Gut leben statt viel haben. Niemand wird weniger konsumieren, um ein besserer, wohl aber, um ein unabhängigerer Mensch zu werden. Weil in den Wohlstandsgesellschaften die Zahl der Möglichkeiten – Güter, Dienste, Ereignisse – explodiert ist, doch der Tag in seiner konservativen Art weiterhin nur 24 Stunden hat, regiert allenthalben die Zeitknappheit. Das schafft ein Dilemma: Es fehlt die Muße, die einzelnen Dinge hinreichend zu nutzen, zu erleben, in Tätigkeit umzusetzen und auszukosten. Den Dingen Qualität abzugewinnen kostet Zeit; deshalb gibt es eine Grenze der Güterausstattung, jenseits deren die Lebensqualität nicht mehr mitwächst. Viel-Haben kann dem Gut-Leben in die Quere kommen. Niemand kann auch im Internet mit seinen explodierenden Optionen überleben, wenn er nicht die Kunst der Auswahl, des Neinsagens beherrscht. Eine wahrhaft postindustrielle Lebensführung wird sich – das Verhältnis von Information zu Materie verbessernd – darauf verstehen, aus wenigen ausgewählten Dingen viel Qualität zu ziehen.

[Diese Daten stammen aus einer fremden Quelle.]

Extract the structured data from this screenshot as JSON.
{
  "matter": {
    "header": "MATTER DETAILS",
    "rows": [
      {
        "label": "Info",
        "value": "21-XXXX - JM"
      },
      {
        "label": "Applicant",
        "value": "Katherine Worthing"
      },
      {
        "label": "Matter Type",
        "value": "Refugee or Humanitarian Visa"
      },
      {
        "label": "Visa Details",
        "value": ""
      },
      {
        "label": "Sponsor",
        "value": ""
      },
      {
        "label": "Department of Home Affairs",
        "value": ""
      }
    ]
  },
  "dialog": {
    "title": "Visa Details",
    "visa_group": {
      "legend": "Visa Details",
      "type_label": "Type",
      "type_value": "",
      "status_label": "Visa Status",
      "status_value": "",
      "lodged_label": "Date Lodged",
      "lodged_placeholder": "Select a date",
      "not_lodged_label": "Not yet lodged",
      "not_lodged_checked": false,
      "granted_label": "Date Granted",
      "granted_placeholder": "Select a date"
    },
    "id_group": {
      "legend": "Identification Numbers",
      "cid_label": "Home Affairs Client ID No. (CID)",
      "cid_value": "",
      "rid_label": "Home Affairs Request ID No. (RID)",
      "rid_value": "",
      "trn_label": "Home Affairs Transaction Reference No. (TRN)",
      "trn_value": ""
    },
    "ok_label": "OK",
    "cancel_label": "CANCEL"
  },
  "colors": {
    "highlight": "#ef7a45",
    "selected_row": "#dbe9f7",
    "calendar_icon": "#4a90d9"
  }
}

Eine Frage der Gastfreundschaft. Vielleicht könnte ja eine ressourcenleichte Informationsgesellschaft eine Antwort auf die Großfrage dieses Jahrhunderts darstellen: Wie können wir die Erde für doppelt so viele Menschen wie heute gastfreundlich machen, ohne die Naturbasis für die späteren Generationen zu ruinieren? Die reichen Volkswirtschaften haben schließlich ihr Gerechtigkeitskonto weit überzogen: 20 Prozent der Weltbevölkerung verfrühstücken bekanntlich 80 Prozent der Weltressourcen. Bei der Suche nach einer leichten Ökonomie geht es auch darum: einen gerechtigkeitsfähigen Wohlstand zu erfinden. Ohne dass die OECD-Länder das Gewicht, mit dem sie auf dem Planeten und auf anderen Völkern lasten, im Laufe der nächsten 50 Jahre um etwa 80 Prozent reduzieren, wird es keine Weltbürgergesellschaft geben. Denn in einer begrenzten Welt verlangt Gerechtigkeit, wie Johannes Rau einmal gesagt hat, nicht in erster Linie, zu lernen, mehr zu geben – sondern weniger zu nehmen.